17. The device of claim 11, wherein the bidirectional neural network includes a forward cell and a backward cell,
wherein the processor is configured to allow a forward propagation intermediate feature and a forward propagation confidence map, which are accumulated information of the past time step, to be delivered to the forward cell, and ultra-wide-angle video frames of the first resolution at the arbitrary time step, and the time steps right before and right after the arbitrary time step, and the wide-angle video frame at the arbitrary time step to be input to the forward cell, and allow the forward cell to calculate and output the forward propagation intermediate feature and the forward propagation confidence map at the arbitrary time step, and
wherein the processor is configured to allow a backward propagation intermediate feature and a backward propagation confidence map, which are accumulated information of the future time step, to be delivered to the backward cell, and ultra-wide-angle video frames at the arbitrary time step, and the time steps right before and right after the arbitrary time step, and the wide-angle video frame at the arbitrary time step to be input to the backward cell, and allow the backward cell to calculate and output the backward propagation intermediate feature and the backward propagation confidence map at the arbitrary time step.
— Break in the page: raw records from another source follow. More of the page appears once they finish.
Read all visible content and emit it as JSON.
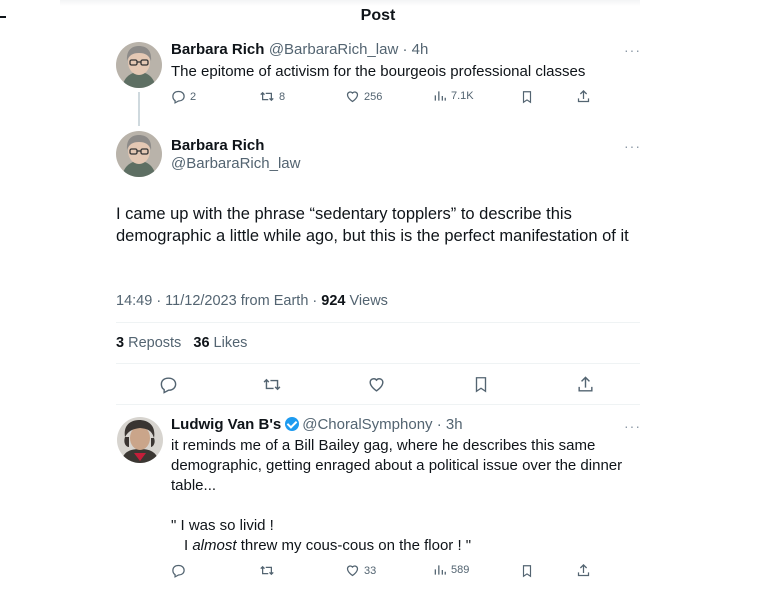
{
  "header": {
    "title": "Post"
  },
  "parent_tweet": {
    "name": "Barbara Rich",
    "handle": "@BarbaraRich_law",
    "time": "4h",
    "text": "The epitome of activism for the bourgeois professional classes",
    "replies": "2",
    "reposts": "8",
    "likes": "256",
    "views": "7.1K",
    "more": "···"
  },
  "main_tweet": {
    "name": "Barbara Rich",
    "handle": "@BarbaraRich_law",
    "more": "···",
    "text": "I came up with the phrase “sedentary topplers” to describe this demographic a little while ago, but this is the perfect manifestation of it",
    "timestamp": "14:49 · 11/12/2023 from Earth · ",
    "views_count": "924",
    "views_label": " Views",
    "reposts_count": "3",
    "reposts_label": " Reposts",
    "likes_count": "36",
    "likes_label": " Likes"
  },
  "reply_tweet": {
    "name": "Ludwig Van B's",
    "handle": "@ChoralSymphony",
    "time": "3h",
    "more": "···",
    "text1": "it reminds me of a Bill Bailey gag, where he describes this same demographic, getting enraged about a political issue over the dinner table...",
    "quote_line1": "\" I was so livid !",
    "quote_line2_pre": "I ",
    "quote_line2_em": "almost",
    "quote_line2_post": " threw my cous-cous on the floor ! \"",
    "likes": "33",
    "views": "589"
  },
  "colors": {
    "verified": "#1d9bf0",
    "muted": "#536471",
    "divider": "#eff3f4"
  }
}
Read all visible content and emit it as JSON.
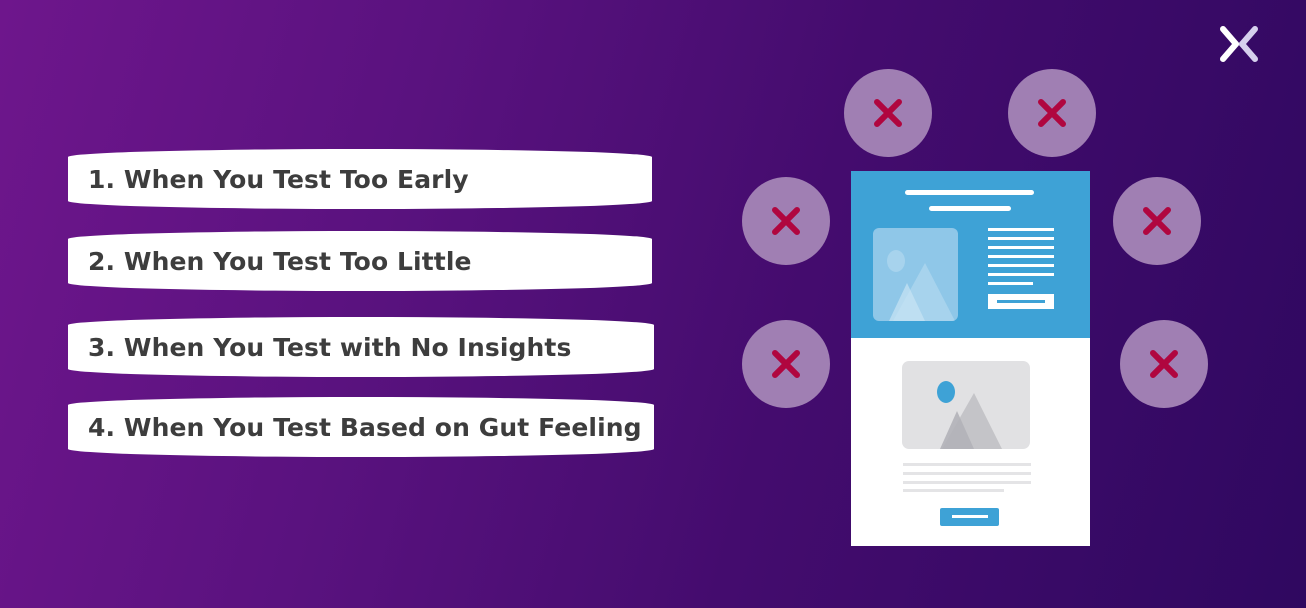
{
  "brand": {
    "logo_icon": "x-logo-icon",
    "colors": {
      "background_start": "#6e168c",
      "background_end": "#2f0860",
      "card_bg": "#ffffff",
      "card_text": "#3d3d3d",
      "circle_bg": "#a07fb3",
      "cross_color": "#b0063f",
      "mockup_accent": "#3ea2d6"
    }
  },
  "list": {
    "items": [
      {
        "label": "1. When You Test Too Early"
      },
      {
        "label": "2. When You Test Too Little"
      },
      {
        "label": "3. When You Test with No Insights"
      },
      {
        "label": "4. When You Test Based on Gut Feeling"
      }
    ]
  },
  "illustration": {
    "cross_icons": [
      "cross-icon",
      "cross-icon",
      "cross-icon",
      "cross-icon",
      "cross-icon",
      "cross-icon"
    ],
    "mockup": "email-template-wireframe"
  }
}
18. The device of claim 17, wherein the bidirectional neural network further includes an upsampling module,
wherein when the processor controls the upsampling module to generate an ultra-wide-angle video frame of a second resolution, which is resolution-improved by the predetermined scaling factors, and
wherein the forward propagation intermediate feature, the forward propagation confidence map, the backward propagation intermediate feature, and the backward propagation confidence map at the arbitrary time step are input to the upsampling module to generate an ultra-wide-angle video frame of the second resolution.
19. The device of claim 11, wherein the forward propagation intermediate feature among information accumulated at the past time step, and the backward propagation intermediate feature among information accumulated at the future time step are values aggregated in the forward cell and the backward cell of all time steps before the arbitrary time step, respectively, and
wherein an ultra-wide-angle feature for the ultra-wide-angle video frame of the first resolution of each time step, and a wide-angle feature for the wide-angle video frame of each time step are fused and aggregated in the forward propagation intermediate feature and the backward propagation intermediate feature.
20. The device of claim 11, wherein the forward propagation confidence map among information accumulated at the past time step, and the backward propagation confidence map among information accumulated at the future time step are values aggregated in the forward cell and the backward cell of all time steps before the arbitrary time step, respectively.